Raja Keraton Surakarta, Sri Susuhunan Pakubuwono XIII Hangabehi, baru saja meninggal dunia pada Minggu, 2 November. Kepergian beliau meninggalkan duka yang mendalam bagi keluarga, kerabat, dan seluruh masyarakat Surakarta.
Pemakaman Pakubuwono XIII dijadwalkan akan dilaksanakan di Pajimatan Imogiri, Bantul, Daerah Istimewa Yogyakarta, pada Rabu, 5 November. Ini menjadi momen penting untuk mengenang jasa-jasanya selama memimpin Keraton Surakarta.
“Pemakaman sudah kita sepakati untuk Hari Rabu Tanggal 5, kita upacara mulai Jam 8 pagi,” ungkap adik Pakubuwono XIII, GKR Koes Moertiyah Wandansari. Upacara pemakaman ini akan diwarnai dengan tradisi dan adat yang kental.
Sejarah dan Kebudayaan di Kompleks Makam Pajimatan Imogiri
Kompleks Makam Imogiri, tempat di mana Pakubuwono XIII akan dimakamkan, memiliki nilai sejarah yang sangat tinggi. Menurut informasi yang beredar, lokasi tersebut merupakan tempat persemayaman para raja dan keluarga besar Dinasti Mataram Islam.

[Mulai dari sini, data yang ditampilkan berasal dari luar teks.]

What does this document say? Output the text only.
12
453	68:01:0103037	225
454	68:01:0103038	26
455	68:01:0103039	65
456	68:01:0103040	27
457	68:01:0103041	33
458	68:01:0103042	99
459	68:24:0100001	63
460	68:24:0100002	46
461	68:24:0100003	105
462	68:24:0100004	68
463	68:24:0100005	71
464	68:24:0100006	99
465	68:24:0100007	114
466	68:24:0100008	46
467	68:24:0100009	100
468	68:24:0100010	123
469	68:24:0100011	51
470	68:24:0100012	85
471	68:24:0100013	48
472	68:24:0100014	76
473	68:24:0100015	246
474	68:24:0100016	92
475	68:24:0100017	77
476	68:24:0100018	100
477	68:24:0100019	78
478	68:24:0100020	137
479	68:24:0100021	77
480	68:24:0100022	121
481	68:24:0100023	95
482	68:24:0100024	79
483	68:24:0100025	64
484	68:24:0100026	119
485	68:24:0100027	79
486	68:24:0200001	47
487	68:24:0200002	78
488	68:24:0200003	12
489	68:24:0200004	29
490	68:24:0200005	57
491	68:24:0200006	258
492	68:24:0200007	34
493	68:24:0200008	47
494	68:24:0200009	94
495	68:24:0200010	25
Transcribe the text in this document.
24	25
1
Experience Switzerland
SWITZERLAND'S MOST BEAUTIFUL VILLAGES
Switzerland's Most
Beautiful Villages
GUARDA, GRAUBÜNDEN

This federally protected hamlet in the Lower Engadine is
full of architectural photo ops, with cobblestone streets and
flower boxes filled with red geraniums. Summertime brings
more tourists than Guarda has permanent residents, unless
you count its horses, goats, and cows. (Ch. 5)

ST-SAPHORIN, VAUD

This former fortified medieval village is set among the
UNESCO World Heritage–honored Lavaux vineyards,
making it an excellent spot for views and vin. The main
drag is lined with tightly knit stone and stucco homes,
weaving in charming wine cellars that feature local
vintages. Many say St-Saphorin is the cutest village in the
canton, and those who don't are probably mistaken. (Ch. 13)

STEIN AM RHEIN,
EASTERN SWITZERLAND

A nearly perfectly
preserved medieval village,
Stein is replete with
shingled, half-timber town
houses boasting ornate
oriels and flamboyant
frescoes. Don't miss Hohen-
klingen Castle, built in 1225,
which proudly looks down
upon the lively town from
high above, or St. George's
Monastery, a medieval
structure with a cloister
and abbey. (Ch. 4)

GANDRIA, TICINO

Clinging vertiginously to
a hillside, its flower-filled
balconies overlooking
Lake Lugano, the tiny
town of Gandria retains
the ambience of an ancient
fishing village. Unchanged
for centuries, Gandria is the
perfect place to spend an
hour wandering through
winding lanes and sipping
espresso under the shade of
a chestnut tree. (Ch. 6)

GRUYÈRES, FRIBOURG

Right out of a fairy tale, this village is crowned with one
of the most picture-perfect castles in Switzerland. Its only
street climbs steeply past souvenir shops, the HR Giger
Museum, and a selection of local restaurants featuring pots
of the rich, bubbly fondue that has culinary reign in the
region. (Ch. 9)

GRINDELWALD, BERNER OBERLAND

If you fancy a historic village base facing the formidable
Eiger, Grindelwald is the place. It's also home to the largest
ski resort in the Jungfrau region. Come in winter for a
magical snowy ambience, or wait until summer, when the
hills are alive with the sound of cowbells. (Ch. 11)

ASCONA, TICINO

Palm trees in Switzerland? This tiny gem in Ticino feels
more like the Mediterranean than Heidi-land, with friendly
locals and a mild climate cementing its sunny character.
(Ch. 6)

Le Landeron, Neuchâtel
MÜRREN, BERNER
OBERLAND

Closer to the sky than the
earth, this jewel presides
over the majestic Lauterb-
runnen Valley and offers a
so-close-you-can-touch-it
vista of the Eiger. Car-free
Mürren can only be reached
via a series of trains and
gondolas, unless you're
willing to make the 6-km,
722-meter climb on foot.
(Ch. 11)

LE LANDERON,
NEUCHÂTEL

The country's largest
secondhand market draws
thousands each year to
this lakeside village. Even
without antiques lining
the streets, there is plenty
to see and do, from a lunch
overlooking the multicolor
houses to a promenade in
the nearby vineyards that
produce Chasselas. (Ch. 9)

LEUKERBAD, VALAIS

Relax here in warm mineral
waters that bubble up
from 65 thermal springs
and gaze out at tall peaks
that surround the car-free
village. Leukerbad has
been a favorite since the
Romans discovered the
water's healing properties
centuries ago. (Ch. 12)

Makam ini terbagi menjadi tiga kelompok besar, yaitu kelompok makam Raja-Raja Mataram Islam, kelompok makam Raja-Raja Kasultanan Yogyakarta, dan kelompok makam Raja-Raja Kasunanan Surakarta. Dengan membaginya seperti ini, masing-masing kelompok memiliki nilai tersendiri dalam sejarah.
Keberadaan kompleks ini bukan hanya sekadar tempat pemakaman, tetapi juga menjadi lambang dari kebudayaan dan sejarah panjang bangsa Indonesia. Setiap jenazah yang di makamkan di sini memiliki kisah dan latar belakang yang kaya, menjadikannya tempat yang layak untuk penghormatan terakhir.
Prosesi Pemakaman yang Penuh Makna
Jenazah Pakubuwono XIII saat ini berada di Masjid Pujasana, dalam kompleks Keraton Surakarta. Jenazah akan dipindahkan dari Loji Gandrung menuju mobil jenazah untuk keberangkatan ke Imogiri.
Prosesi pemakaman ini akan dilaksanakan dengan berbagai upacara adat yang mengedepankan nilai-nilai tradisi. Keraton Surakarta telah menyiapkan kereta khusus bernama Rata Pralaya untuk membawa jenazah menuju persemayaman terakhir.
Kereta ini memiliki sejarah panjang, digunakan untuk mengangkut jenazah raja-raja Keraton Surakarta sejak zaman Pakubuwono X. Dengan cara ini, tradisi dan simbol keagungan tetap terjaga hingga saat ini.
Kisah Hidup dan Pernah Menghadapi Tantangan
Susuhunan Pakubuwono XIII Hangabehi berpulang di usia 77 tahun. Beliau diangkat menjadi pemimpin Keraton Surakarta pada tahun 2004 dan telah menjalani berbagai transformasi selama masa kepemimpinannya.
Lahir dengan nama asli Gusti Raden Mas Suryo Partono pada 28 Juni 1948, beliau memiliki latar belakang yang unik sebelum menduduki tahta. Sebelum menjadi pemimpin, Pakubuwono XIII sempat bekerja di Caltex Pacific Indonesia selama beberapa waktu.
Di awal masa kepemimpinannya, beliau menghadapi tantangan dari saudaranya sendiri, Kanjeng Gusti Pangeran Harya (KGPH) Panembahan Agung Tedjowulan, yang mengklaim memiliki hak atas takhta. Konflik ini dikenal dengan sebutan “Raja Kembar” dan berlangsung cukup lama sebelum akhirnya terjalin rekonsiliasi.
Momen Duka yang Dirasakan oleh Seluruh Masyarakat
Kepergian Pakubuwono XIII meninggalkan kesedihan mendalam tidak hanya di kalangan keluarga, tetapi juga masyarakat yang mengenal dan menghormati beliau. Selama kepemimpinannya, beliau dikenal sebagai pemimpin yang bijaksana dan peduli terhadap budaya serta masyarakat.
Duka cita ini juga dirasakan oleh para pegawai keraton dan masyarakat sekitar yang sering berinteraksi dengan beliau. Warisan yang ditinggalkannya akan selalu dikenang dan dijunjung tinggi.
Tradisi pemakaman yang diadakan diperkirakan akan dihadiri oleh banyak orang, sebagai bentuk penghormatan terakhir. Serta, diharapkan dapat menguatkan masyarakat Surakarta dalam menghadapi kehilangan yang sangat berarti ini.